Postado por Maximiliano P.
Entre as minhas lembranças adolescentes mais fortes estão uma fita K7 do “Alívio Imediato” e o vinil do “Rádio Pirata”. Eu sabia “Faroeste Caboclo” de cor desde a segunda vez que a ouvi, e chorei a morte de Raul Seixas quando vi a notícia no Jornal Nacional. O Ultraje marcou inúmeros refrões na minha cabeça e o mestre Edgar Scandurra (Ira!) foi o primeiro a me fazer ver qual a importância de um grande guitarrista em uma banda.
Assim como aconteceu com muitos caras da minha idade, parte do meu alicerce roqueiro foi cimentado nos anos 80, auge do rock brazuca.
Sempre valorizei os discos ao vivo dessa turma toda. Eram os primeiros que procurava pedir de presente ou comprar. Sou um dos que prega a máxima: “quem é bom faz ao vivo”, e por isso mesmo sempre preferi avaliar uma banda por suas performances de palco.
O rock brasileiro já produziu excelentes discos ao vivo. “Raul Vivo” (Raul Seixas - 1983), “Alívio Imediato” (Engenheiros – 1986), “Lobão ao Vivo” (1990), “Plugado ao Vivo” (Camisa de Vênus - 1995), e “Acústico MTV” (Titãs – 1997) são álbuns marcantes e discografia básica pra quem curte, só pra citar alguns...
Todavia o melhor de todos, na minha modesta opinião, não está listado acima. O campeão do meu torneio é de uma banda essencialmente roqueira, mas que sempre soube que uma guitarra com levada de blues arrasta multidões. Os Stones nos ensinam isso há quase 50 anos...
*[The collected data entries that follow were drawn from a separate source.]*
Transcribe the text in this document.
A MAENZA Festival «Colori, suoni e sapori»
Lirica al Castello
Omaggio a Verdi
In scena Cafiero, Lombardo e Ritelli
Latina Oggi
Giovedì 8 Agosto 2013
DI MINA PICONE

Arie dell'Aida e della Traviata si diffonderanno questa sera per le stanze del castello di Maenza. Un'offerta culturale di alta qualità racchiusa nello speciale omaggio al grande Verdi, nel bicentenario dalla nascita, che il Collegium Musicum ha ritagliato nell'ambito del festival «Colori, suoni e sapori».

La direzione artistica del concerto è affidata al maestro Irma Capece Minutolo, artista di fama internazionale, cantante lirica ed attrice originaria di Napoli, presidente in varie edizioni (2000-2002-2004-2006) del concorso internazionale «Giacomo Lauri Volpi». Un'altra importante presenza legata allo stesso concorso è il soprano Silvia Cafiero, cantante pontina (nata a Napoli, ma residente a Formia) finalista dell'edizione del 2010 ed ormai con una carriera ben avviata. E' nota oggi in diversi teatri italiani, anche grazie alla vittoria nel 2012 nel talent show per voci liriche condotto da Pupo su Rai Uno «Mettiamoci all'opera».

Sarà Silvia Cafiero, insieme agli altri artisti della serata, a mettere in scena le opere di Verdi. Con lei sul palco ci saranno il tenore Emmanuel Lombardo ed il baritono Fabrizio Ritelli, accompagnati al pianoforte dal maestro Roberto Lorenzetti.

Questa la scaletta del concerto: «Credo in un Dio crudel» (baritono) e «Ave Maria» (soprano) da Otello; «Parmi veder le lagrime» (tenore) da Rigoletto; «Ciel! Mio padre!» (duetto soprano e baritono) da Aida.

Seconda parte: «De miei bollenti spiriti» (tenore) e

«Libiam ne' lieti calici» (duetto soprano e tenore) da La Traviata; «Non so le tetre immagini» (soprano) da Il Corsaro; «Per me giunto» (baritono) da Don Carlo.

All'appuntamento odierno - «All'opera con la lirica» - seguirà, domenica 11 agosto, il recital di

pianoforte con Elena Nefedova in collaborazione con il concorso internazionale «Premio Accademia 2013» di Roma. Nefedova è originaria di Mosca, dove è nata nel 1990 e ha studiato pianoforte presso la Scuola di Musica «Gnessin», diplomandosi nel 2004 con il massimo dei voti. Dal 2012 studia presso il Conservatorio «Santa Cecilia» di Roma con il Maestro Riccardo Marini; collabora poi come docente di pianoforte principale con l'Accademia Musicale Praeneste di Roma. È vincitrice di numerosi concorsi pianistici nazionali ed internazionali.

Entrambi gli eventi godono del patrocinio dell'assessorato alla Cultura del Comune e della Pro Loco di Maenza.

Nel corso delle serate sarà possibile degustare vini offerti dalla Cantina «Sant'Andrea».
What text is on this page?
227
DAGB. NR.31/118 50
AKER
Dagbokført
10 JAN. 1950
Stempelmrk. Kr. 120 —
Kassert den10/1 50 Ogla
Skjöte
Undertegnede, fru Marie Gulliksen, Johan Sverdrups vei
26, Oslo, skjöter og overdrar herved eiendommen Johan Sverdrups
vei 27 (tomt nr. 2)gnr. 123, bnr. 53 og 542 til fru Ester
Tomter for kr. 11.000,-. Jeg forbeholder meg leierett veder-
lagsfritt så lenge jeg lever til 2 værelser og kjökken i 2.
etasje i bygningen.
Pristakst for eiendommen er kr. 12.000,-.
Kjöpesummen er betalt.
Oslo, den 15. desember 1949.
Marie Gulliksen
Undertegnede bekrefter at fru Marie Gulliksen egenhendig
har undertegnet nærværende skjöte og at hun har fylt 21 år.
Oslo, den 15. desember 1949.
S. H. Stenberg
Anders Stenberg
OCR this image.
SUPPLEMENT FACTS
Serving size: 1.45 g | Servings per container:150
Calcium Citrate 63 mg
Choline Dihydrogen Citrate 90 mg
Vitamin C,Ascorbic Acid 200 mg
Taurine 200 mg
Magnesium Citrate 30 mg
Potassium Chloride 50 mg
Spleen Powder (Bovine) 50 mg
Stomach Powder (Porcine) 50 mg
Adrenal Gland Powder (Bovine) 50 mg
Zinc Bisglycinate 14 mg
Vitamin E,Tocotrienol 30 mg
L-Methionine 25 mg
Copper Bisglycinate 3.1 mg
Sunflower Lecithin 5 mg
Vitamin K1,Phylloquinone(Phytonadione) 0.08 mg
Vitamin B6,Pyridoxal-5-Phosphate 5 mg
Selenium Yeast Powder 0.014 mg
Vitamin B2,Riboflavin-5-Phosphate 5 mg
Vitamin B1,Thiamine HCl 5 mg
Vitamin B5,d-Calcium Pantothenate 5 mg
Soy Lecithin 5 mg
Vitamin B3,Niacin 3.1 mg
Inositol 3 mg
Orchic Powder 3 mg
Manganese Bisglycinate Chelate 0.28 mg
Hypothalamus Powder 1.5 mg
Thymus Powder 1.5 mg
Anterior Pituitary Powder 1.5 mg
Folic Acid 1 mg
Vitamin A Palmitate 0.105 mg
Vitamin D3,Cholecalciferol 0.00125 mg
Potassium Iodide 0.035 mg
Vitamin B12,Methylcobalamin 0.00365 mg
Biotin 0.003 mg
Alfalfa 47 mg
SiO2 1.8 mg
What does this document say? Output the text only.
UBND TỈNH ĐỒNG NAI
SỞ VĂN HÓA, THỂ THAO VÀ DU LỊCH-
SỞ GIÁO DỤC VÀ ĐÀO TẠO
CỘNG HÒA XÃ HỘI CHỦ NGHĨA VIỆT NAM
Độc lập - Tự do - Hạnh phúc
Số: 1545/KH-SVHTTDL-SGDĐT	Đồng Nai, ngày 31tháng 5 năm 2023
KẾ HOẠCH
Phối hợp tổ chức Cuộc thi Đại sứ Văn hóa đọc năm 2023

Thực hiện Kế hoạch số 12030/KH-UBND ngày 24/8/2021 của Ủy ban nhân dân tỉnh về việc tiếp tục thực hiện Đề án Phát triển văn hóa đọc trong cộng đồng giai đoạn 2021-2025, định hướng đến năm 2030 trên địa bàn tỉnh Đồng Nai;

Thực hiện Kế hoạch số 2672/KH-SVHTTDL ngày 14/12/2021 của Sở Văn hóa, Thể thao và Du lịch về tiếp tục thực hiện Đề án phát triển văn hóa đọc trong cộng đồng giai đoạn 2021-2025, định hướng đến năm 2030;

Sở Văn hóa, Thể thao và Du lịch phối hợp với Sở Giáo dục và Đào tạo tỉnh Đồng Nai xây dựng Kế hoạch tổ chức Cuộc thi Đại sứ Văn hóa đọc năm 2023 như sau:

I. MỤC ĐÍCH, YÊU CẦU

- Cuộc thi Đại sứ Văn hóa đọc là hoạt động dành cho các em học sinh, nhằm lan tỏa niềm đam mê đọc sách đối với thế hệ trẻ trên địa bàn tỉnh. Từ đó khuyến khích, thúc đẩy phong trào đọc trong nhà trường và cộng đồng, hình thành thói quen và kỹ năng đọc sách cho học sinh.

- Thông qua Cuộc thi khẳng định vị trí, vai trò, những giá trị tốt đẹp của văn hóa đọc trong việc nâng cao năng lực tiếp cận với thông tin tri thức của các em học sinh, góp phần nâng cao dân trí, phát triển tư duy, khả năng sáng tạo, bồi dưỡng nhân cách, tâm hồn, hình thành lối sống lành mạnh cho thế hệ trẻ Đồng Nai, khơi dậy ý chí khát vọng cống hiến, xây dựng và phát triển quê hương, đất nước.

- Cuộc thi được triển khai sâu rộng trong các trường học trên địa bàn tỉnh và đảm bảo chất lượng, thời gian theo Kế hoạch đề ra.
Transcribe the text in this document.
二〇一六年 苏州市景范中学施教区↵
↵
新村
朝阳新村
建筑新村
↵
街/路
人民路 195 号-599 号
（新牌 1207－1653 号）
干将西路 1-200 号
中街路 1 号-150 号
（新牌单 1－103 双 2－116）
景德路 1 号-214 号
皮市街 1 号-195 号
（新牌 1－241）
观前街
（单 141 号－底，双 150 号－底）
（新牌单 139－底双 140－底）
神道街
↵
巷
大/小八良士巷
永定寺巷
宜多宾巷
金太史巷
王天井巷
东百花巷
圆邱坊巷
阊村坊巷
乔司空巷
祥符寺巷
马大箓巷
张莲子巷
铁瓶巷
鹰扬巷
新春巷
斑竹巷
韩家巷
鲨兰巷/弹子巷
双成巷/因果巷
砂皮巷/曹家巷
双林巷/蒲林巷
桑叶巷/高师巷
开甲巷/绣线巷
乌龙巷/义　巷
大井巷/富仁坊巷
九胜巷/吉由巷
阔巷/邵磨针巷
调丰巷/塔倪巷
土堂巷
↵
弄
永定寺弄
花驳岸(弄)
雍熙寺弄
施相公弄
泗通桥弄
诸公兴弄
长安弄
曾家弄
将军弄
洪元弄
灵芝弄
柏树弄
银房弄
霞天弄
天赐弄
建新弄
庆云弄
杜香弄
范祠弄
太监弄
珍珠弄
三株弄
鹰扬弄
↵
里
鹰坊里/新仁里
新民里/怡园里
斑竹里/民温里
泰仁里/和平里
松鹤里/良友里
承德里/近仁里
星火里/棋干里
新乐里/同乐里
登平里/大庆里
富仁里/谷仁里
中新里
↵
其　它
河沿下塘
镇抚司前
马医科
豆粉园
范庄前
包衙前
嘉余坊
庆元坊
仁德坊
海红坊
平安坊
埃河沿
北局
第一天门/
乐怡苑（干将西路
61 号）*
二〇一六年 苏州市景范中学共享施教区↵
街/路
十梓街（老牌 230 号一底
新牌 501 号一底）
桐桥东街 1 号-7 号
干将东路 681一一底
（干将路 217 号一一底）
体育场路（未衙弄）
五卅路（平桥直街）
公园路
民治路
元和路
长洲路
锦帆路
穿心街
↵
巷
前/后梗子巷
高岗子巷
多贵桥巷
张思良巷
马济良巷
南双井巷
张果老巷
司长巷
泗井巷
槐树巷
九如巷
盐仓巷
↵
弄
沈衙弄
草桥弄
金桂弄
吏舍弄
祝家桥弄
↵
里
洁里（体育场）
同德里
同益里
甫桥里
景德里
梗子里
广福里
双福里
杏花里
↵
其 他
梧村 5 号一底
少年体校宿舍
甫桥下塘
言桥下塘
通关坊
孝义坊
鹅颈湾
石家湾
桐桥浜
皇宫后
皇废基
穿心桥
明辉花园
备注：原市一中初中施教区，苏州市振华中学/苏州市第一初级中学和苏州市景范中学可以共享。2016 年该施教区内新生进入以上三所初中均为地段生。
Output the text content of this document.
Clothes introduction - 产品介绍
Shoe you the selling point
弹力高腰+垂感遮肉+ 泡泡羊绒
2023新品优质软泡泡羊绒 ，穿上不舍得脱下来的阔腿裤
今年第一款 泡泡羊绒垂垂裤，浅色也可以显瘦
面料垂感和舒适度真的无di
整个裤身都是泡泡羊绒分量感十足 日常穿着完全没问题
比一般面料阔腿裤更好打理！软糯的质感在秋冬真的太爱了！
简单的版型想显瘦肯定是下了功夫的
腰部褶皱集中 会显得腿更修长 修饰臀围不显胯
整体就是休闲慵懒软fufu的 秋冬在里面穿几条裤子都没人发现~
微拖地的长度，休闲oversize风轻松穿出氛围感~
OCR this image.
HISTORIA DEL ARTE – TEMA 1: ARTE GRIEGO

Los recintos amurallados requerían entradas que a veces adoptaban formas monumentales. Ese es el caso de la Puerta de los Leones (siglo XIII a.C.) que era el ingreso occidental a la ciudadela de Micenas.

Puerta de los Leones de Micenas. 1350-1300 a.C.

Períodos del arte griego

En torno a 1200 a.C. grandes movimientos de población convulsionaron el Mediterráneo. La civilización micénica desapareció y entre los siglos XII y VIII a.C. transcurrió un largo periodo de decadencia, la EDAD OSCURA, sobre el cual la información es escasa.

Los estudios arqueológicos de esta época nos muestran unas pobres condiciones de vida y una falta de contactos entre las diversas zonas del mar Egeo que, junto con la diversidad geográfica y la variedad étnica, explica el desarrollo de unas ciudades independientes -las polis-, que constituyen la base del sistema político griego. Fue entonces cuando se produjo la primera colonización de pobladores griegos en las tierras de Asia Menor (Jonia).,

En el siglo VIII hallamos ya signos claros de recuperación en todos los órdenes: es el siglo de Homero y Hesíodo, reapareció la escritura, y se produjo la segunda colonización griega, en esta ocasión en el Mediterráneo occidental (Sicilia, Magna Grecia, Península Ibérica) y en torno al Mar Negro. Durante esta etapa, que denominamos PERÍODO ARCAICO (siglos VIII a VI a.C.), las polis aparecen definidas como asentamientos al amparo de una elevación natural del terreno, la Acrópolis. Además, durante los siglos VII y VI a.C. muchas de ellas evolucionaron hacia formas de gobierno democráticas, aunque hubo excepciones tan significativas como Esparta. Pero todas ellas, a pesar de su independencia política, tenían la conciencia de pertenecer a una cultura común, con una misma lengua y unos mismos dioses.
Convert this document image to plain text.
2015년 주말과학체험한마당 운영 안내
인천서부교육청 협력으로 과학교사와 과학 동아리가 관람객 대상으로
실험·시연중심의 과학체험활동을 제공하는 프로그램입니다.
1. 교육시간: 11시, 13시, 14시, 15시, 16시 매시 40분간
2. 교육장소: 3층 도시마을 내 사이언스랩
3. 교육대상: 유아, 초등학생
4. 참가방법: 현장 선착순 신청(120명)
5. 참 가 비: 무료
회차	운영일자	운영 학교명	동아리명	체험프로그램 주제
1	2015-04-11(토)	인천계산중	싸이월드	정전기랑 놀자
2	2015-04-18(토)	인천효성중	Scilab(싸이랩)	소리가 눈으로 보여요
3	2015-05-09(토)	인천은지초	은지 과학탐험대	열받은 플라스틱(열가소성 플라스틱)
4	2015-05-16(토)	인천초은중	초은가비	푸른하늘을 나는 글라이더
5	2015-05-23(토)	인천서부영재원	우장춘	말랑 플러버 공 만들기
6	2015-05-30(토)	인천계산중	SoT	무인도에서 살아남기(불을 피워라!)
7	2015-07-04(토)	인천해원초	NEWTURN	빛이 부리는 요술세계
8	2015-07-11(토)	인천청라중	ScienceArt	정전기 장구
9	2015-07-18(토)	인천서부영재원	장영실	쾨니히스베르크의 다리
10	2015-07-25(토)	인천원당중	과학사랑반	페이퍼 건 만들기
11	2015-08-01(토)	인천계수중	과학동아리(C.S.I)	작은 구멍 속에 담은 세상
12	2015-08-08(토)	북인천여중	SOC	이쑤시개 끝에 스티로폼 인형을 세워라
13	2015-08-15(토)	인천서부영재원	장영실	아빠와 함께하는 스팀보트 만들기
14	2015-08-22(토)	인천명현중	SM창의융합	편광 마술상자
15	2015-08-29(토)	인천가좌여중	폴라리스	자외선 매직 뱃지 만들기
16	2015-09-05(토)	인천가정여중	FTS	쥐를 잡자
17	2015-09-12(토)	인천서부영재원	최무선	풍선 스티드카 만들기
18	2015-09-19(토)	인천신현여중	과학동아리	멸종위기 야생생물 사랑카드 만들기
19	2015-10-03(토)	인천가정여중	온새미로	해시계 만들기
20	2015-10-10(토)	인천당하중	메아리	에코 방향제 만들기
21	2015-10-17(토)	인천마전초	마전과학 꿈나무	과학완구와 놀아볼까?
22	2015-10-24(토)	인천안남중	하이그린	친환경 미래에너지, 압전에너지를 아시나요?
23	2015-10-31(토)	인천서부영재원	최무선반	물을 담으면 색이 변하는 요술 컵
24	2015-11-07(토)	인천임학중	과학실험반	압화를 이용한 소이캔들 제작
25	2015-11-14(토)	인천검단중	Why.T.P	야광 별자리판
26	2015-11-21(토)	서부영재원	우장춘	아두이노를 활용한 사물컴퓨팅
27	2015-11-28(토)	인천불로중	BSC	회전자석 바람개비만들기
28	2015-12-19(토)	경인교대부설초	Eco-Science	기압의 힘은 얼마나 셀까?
“Barão Vermelho Ao Vivo” é uma compilação de três shows realizados pelos caras na casa de shows Dama Xoc/São Paulo, em 01, 02 e 03/06/1989. A produção do disco foi feita por toda a banda e pelo excelente Ezequiel Neves, que os acompanhava desde 1982.
No ano anterior o BARÃO havia lançado “Carnaval”, de onde saiu o hit “Pense e Dance”. Com a música bombando nas rádios de todo o país e após seis álbuns de estúdio, estava mais do que na hora de gravar um disco ao vivo.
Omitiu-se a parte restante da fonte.